Looking at the disconnect
If you spend anywhere near the 153 hours per month watching TV the average American does, according to A.C. Nielsen, you’re probably tuning in to a woman who holds one of five jobs: surgeon, lawyer, police lieutenant, district attorney or cable news pundit. The real top five jobs for women were, in first place, secretaries and administrative assistants, followed by registered nurses, elementary and middle school teachers, cashiers and retail salespersons, according to the Department of Labor’s 2008 statistics on women workers.

Much has been made of the idea that women’s physical images are driven toward unrealistic goals by the media, but Susan Douglas, author of the chapter of the Shriver report titled “Where have you gone, Roseanne Barr,” affirms the point made by the labor statistics and argues that the image of women’s success is misrepresented.

“It’s really about the media being funhouse mirrors, the wavy kind where you walk in and certain parts of your body are exaggerated and other parts disappear, that’s what’s happening here,” Douglas said. “The success of women, that they’ve made it to the top has been wildly magnified and exaggerated and the extent to which millions of women are still struggling to make ends meet, juggle work and family and doing so even with some sarcasm, the way ‘Roseanne’ did, that’s gone. When it’s not there on the screens of America, it’s easy to say, what do you mean, women, they’ve got it knocked?”

When television got women right
Roseanne Barr didn’t just play Roseanne Conner on “Roseanne,” she conceived of and wrote for the character during the series’ nine-year run, and used her own personal experience to create a program that resonated with the type of women Douglas contends are left out now.

“The idea for ‘Roseanne’ was forged in that Hamburger Helper, no-frills reality I lived in from day one. Roseanne Connor rang true for so many people because she spoke their language and faced their same fears and disappointments,” Barr said. “It didn't take a ton of imagination or guesswork to think and talk and act like a struggling, working-class woman in America because I was a struggling, working-class woman in America.”

The same year “Roseanne” premiered — 1988 — the first flat-screen television debuted, Anna Wintour was named Editor in Chief of Vogue, and Rush Limbaugh’s radio show went national.

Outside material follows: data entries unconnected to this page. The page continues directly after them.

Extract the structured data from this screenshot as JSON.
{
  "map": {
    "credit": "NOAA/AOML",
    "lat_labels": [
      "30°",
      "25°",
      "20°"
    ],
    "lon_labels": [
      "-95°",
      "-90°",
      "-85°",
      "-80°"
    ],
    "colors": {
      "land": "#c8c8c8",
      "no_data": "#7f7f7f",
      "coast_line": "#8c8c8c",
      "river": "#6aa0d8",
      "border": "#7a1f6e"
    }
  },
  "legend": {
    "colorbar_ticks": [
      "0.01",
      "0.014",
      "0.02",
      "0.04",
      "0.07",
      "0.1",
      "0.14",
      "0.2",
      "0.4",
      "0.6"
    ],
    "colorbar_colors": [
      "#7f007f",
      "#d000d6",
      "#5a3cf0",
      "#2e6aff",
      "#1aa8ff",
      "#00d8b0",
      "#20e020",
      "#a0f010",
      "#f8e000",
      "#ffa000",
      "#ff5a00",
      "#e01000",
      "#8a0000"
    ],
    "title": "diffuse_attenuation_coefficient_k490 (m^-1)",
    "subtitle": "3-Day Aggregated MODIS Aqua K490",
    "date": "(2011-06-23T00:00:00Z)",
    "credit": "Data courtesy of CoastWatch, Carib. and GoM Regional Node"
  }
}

It seemed change was afoot that pilot season. But if Douglas is right, the needle hasn’t moved and to this day, “Roseanne” remains the most accurate depiction of women. That comes as no surprise to Barr.

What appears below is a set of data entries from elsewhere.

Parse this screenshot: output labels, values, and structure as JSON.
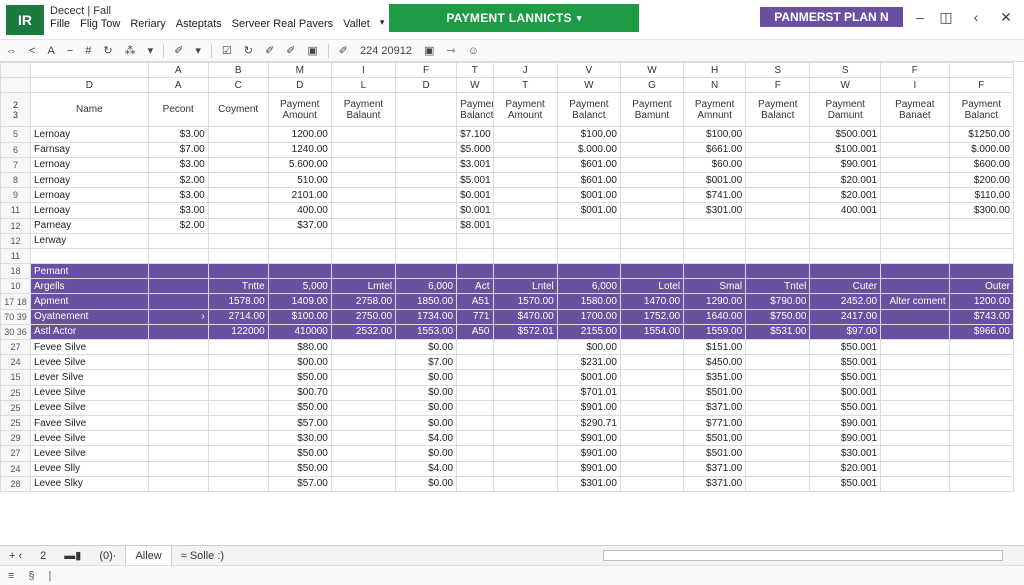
{
  "app": {
    "logo": "IR",
    "doc_name": "Decect",
    "doc_sep": "|",
    "doc_file": "Fall",
    "menu": [
      "Fille",
      "Flig Tow",
      "Reriary",
      "Asteptats",
      "Serveer Real Pavers",
      "Vallet"
    ],
    "payment_button": "PAYMENT LANNICTS",
    "plan_badge": "PANMERST PLAN N",
    "toolbar": [
      "⇔",
      "<",
      "A",
      "−",
      "#",
      "↻",
      "⁂",
      "▾",
      "✐",
      "▾",
      "☑",
      "↻",
      "✐",
      "✐",
      "▣",
      "✐",
      "224 20912",
      "▣",
      "⇾",
      "☺"
    ]
  },
  "sheet": {
    "col_letters": [
      "A",
      "B",
      "M",
      "I",
      "F",
      "T",
      "J",
      "V",
      "W",
      "H",
      "S",
      "S",
      "F"
    ],
    "sub_letters": [
      "D",
      "A",
      "C",
      "D",
      "L",
      "D",
      "W",
      "T",
      "W",
      "G",
      "N",
      "F",
      "W",
      "I",
      "F"
    ],
    "header_row_nums": [
      "2",
      "3"
    ],
    "headers": [
      "Name",
      "Pecont",
      "Coyment",
      "Payment Amount",
      "Payment Balaunt",
      "",
      "Payment Balanct",
      "Payment Amount",
      "Payment Balanct",
      "Payment Bamunt",
      "Payment Amnunt",
      "Payment Balanct",
      "Payment Damunt",
      "Paymeat Banaet",
      "Payment Balanct"
    ],
    "top_rows": [
      {
        "row": "5",
        "cells": [
          "Lernoay",
          "$3.00",
          "",
          "1200.00",
          "",
          "",
          "$7.100",
          "",
          "$100.00",
          "",
          "$100.00",
          "",
          "$500.001",
          "",
          "$1250.00"
        ]
      },
      {
        "row": "6",
        "cells": [
          "Farnsay",
          "$7.00",
          "",
          "1240.00",
          "",
          "",
          "$5.000",
          "",
          "$.000.00",
          "",
          "$661.00",
          "",
          "$100.001",
          "",
          "$.000.00"
        ]
      },
      {
        "row": "7",
        "cells": [
          "Lernoay",
          "$3.00",
          "",
          "5.600.00",
          "",
          "",
          "$3.001",
          "",
          "$601.00",
          "",
          "$60.00",
          "",
          "$90.001",
          "",
          "$600.00"
        ]
      },
      {
        "row": "8",
        "cells": [
          "Lernoay",
          "$2.00",
          "",
          "510.00",
          "",
          "",
          "$5.001",
          "",
          "$601.00",
          "",
          "$001.00",
          "",
          "$20.001",
          "",
          "$200.00"
        ]
      },
      {
        "row": "9",
        "cells": [
          "Lernoay",
          "$3.00",
          "",
          "2101.00",
          "",
          "",
          "$0.001",
          "",
          "$001.00",
          "",
          "$741.00",
          "",
          "$20.001",
          "",
          "$110.00"
        ]
      },
      {
        "row": "11",
        "cells": [
          "Lernoay",
          "$3.00",
          "",
          "400.00",
          "",
          "",
          "$0.001",
          "",
          "$001.00",
          "",
          "$301.00",
          "",
          "400.001",
          "",
          "$300.00"
        ]
      },
      {
        "row": "12",
        "cells": [
          "Parneay",
          "$2.00",
          "",
          "$37.00",
          "",
          "",
          "$8.001",
          "",
          "",
          "",
          "",
          "",
          "",
          "",
          ""
        ]
      },
      {
        "row": "12",
        "cells": [
          "Lerway",
          "",
          "",
          "",
          "",
          "",
          "",
          "",
          "",
          "",
          "",
          "",
          "",
          "",
          ""
        ]
      },
      {
        "row": "11",
        "cells": [
          "",
          "",
          "",
          "",
          "",
          "",
          "",
          "",
          "",
          "",
          "",
          "",
          "",
          "",
          ""
        ]
      }
    ],
    "purple_rows": [
      {
        "row": "18",
        "cls": "",
        "cells": [
          "Pemant",
          "",
          "",
          "",
          "",
          "",
          "",
          "",
          "",
          "",
          "",
          "",
          "",
          "",
          ""
        ]
      },
      {
        "row": "10",
        "cls": "mid",
        "cells": [
          "Argells",
          "",
          "Tntte",
          "5,000",
          "Lmtel",
          "6,000",
          "Act",
          "Lntel",
          "6,000",
          "Lotel",
          "Smal",
          "Tntel",
          "Cuter",
          "",
          "Outer"
        ]
      },
      {
        "row": "17 18",
        "cls": "tall",
        "cells": [
          "Apment",
          "",
          "1578.00",
          "1409.00",
          "2758.00",
          "1850.00",
          "A51",
          "1570.00",
          "1580.00",
          "1470.00",
          "1290.00",
          "$790.00",
          "2452.00",
          "Alter coment",
          "1200.00"
        ]
      },
      {
        "row": "70 39",
        "cls": "tall",
        "cells": [
          "Oyatnement",
          "›",
          "2714.00",
          "$100.00",
          "2750.00",
          "1734.00",
          "771",
          "$470.00",
          "1700.00",
          "1752.00",
          "1640.00",
          "$750.00",
          "2417.00",
          "",
          "$743.00"
        ]
      },
      {
        "row": "30 36",
        "cls": "tall",
        "cells": [
          "Astl Actor",
          "",
          "122000",
          "410000",
          "2532.00",
          "1553.00",
          "A50",
          "$572.01",
          "2155.00",
          "1554.00",
          "1559.00",
          "$531.00",
          "$97.00",
          "",
          "$966.00"
        ]
      }
    ],
    "bottom_rows": [
      {
        "row": "27",
        "cells": [
          "Fevee Silve",
          "",
          "",
          "$80.00",
          "",
          "$0.00",
          "",
          "",
          "$00.00",
          "",
          "$151.00",
          "",
          "$50.001",
          "",
          ""
        ]
      },
      {
        "row": "24",
        "cells": [
          "Levee Silve",
          "",
          "",
          "$00.00",
          "",
          "$7.00",
          "",
          "",
          "$231.00",
          "",
          "$450.00",
          "",
          "$50.001",
          "",
          ""
        ]
      },
      {
        "row": "15",
        "cells": [
          "Lever Silve",
          "",
          "",
          "$50.00",
          "",
          "$0.00",
          "",
          "",
          "$001.00",
          "",
          "$351.00",
          "",
          "$50.001",
          "",
          ""
        ]
      },
      {
        "row": "25",
        "cells": [
          "Levee Silve",
          "",
          "",
          "$00.70",
          "",
          "$0.00",
          "",
          "",
          "$701.01",
          "",
          "$501.00",
          "",
          "$00.001",
          "",
          ""
        ]
      },
      {
        "row": "25",
        "cells": [
          "Levee Silve",
          "",
          "",
          "$50.00",
          "",
          "$0.00",
          "",
          "",
          "$901.00",
          "",
          "$371.00",
          "",
          "$50.001",
          "",
          ""
        ]
      },
      {
        "row": "25",
        "cells": [
          "Favee Silve",
          "",
          "",
          "$57.00",
          "",
          "$0.00",
          "",
          "",
          "$290.71",
          "",
          "$771.00",
          "",
          "$90.001",
          "",
          ""
        ]
      },
      {
        "row": "29",
        "cells": [
          "Levee Silve",
          "",
          "",
          "$30.00",
          "",
          "$4.00",
          "",
          "",
          "$901.00",
          "",
          "$501.00",
          "",
          "$90.001",
          "",
          ""
        ]
      },
      {
        "row": "27",
        "cells": [
          "Levee Silve",
          "",
          "",
          "$50.00",
          "",
          "$0.00",
          "",
          "",
          "$901.00",
          "",
          "$501.00",
          "",
          "$30.001",
          "",
          ""
        ]
      },
      {
        "row": "24",
        "cells": [
          "Levee Slly",
          "",
          "",
          "$50.00",
          "",
          "$4.00",
          "",
          "",
          "$901.00",
          "",
          "$371.00",
          "",
          "$20.001",
          "",
          ""
        ]
      },
      {
        "row": "28",
        "cells": [
          "Levee Slky",
          "",
          "",
          "$57.00",
          "",
          "$0.00",
          "",
          "",
          "$301.00",
          "",
          "$371.00",
          "",
          "$50.001",
          "",
          ""
        ]
      }
    ]
  },
  "tabs": {
    "nav": "+ ‹",
    "count": "2",
    "sheet1": "▬▮",
    "sheet2": "(0)·",
    "active": "Allew",
    "sheet4": "≈ Solle :)"
  },
  "status": [
    "≡",
    "§",
    "|"
  ]
}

“Is it possible to be proud and sad at the same time?” Barr said. “Working people have really lost ground since ‘Roseanne’ first hit and then ruled the airwaves in its time slot. As I often say, and I'm not the only one, that show is more ahead of its time now than it was almost two decades ago. The average person continues to face powerful forces that never let up on the ripping off and the dumbing down.”

That “dumbing down” might just be the key to which shows often make it through their pilot seasons, albeit at the expense of portraying women — and men — accurately, according to Barry Levinson, who has been writing, directing and producing films and television series since the 1970s.

“What does TV portray that is real? Real male problems? Teenagers? No, and certainly not problems of females in our society, no matter what they are doing,” Levinson said. “It (what you see on TV) is all very light, unrealistic portraits of our society on every level. Silly is good. Stupid is better.”